Greffier, lors des débats : E. KAIM-MARTIN
ARRET :
- contradictoire
- prononcé publiquement par mise à disposition au greffe après avis aux parties
- signé par A. MILHET, président, et par E. KAIM-MARTIN, greffier de chambre.
FAITS ET PROCÉDURE :
La SCI DES SAUGES, constituée par les consorts Y... en 1978 pour l'acquisition d'un terrain constructible à Toulouse-Pech David a, par acte notarié des 12 et 15 janvier1990, vendu ce terrain à la SCI RÉSIDENCE HERMÈS pour le prix de 4,5 millions de Francs dont le paiement a été converti en obligation de livraison d'immeubles bâtis. Pour le financement de la construction, la BANQUE LA HÉNIN a, par acte notarié des mêmes jours, ouvert à cette dernière trois crédits à court terme, 18 mois et deux ans, pour un montant total de 14 millions de Francs, tous engagements dont Bernard Y... s'est porté caution solidaire.
Impayée de ses créances à hauteur de 20.053.695 Francs, la BANQUE LA HÉNIN en a consenti la cession à une société WHITE SAS en 1996, laquelle les a à son tour cédées en 2002 à la société CHAURAY CONTRÔLE.
Par acte d'huissier du 2 mars 2004, la société CHAURAY CONTRÔLE a fait délivrer à Bernard Y... un commandement aux fins de saisie d'un immeuble lui appartenant à Tournefeuille sur laquelle la BANQUE LA HÉNIN avait inscrit une hypothèque, qui a été publié le 1er avril 2004 au deuxième bureau de la conservation des hypothèques de Toulouse, volume 2004 S. no22 sous les références 2004 D no7410.
Par un jugement du 7 octobre 2004, le tribunal de grande instance de Toulouse a ordonné la suspension des poursuites de saisie immobilière jusqu'à décision définitive de l'autorité compétente pour statuer sur le recours gracieux formé par Bernard Y... sur la décision d'inéligibilité au dispositif de désendettement prise le 26 avril 2004 par la commission nationale d'aide à l'installation des rapatriés -CNAIR.
Par un jugement rendu le 11 janvier 2007 frappé d'appel, le tribunal a autorisé la société CHAURAY CONTRÔLE à reprendre les poursuites.

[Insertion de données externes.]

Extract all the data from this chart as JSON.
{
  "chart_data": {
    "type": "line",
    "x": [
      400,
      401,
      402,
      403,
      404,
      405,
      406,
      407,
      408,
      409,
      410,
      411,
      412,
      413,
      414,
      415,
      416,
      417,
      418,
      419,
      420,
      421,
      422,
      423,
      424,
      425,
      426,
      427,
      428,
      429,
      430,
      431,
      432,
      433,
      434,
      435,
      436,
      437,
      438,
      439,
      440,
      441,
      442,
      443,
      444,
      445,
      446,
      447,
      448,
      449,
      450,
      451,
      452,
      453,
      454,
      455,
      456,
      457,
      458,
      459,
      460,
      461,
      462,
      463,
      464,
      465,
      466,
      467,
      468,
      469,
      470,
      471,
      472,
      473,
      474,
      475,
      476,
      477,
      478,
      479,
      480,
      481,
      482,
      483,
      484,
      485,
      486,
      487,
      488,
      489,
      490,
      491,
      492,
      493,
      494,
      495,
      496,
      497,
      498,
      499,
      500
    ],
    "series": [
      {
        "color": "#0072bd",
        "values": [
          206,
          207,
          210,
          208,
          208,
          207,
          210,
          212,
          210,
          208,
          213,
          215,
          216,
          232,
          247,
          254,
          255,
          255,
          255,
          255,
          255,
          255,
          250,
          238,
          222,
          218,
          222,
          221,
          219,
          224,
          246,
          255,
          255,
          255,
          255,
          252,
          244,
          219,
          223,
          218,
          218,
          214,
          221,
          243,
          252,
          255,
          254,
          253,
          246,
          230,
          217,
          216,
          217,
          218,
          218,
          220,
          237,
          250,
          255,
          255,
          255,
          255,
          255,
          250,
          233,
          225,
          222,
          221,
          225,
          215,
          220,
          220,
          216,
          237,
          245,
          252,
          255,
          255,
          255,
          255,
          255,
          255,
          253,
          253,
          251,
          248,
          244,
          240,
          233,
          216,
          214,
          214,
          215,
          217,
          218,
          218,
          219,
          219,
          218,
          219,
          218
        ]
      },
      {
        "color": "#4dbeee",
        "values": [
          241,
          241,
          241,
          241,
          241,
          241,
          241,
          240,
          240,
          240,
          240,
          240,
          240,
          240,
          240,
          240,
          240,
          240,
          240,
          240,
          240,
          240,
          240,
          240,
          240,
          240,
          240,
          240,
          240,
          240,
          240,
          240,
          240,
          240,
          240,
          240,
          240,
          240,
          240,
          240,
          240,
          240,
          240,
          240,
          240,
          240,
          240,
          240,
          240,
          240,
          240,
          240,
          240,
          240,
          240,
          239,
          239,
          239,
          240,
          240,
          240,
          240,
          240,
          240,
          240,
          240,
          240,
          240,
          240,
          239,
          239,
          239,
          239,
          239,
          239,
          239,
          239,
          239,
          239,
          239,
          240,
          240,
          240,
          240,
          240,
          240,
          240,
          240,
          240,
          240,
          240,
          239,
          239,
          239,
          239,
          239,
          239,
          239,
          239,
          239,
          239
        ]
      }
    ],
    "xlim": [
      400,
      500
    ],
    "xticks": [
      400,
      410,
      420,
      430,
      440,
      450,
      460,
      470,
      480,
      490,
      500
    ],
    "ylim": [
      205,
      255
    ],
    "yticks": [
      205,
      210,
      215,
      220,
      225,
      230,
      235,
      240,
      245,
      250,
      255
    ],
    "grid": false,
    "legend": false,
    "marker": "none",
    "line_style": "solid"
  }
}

Par acte d'huissier du 19 janvier 2007, la société CHAURAY CONTRÔLE a délivré assignation à Bernard Y... devant le tribunal de grande instance de Toulouse en vue d'obtenir la prorogation des effets du commandement.
Par un jugement du 8 février 2007, le tribunal a fait droit à la demande, considérant d'une part qu'elle était justifiée par un motif légitime, la publication d'une décision d'adjudication ne pouvant pas matériellement intervenir avant le 1er avril 2007, d'autre part que les prétentions de Bernard Y... à une suspension des poursuites étaient dépourvues de pertinence, s'agissant d'une mesure conservatoire.
Par acte d'huissier du 26 février 2007, Bernard Y... a interjeté appel de cette décision, soutenant que la mesure de suspension des poursuites dont bénéficie le débiteur principal, la SCI RÉSIDENCE HERMÈS, qui s'étend à lui en sa qualité de caution, s'applique tant aux mesures de poursuite qu'aux mesures conservatoires aux termes mêmes de l'article 100 de la loi du 30 décembre 1997 et fait donc obstacle à la demande.
Aux termes de conclusions déposées le 15 mai 2005, il conclut à titre principal à la réformation du jugement dont appel et demande à la Cour de juger que la société CHAURAY CONTRÔLE est irrecevable et sans qualité pour agir, que sa créance est prescrite par application de l'article L.110-4 du code de commerce, subsidiairement de dire n'y avoir lieu à ordonner la prorogation du commandement.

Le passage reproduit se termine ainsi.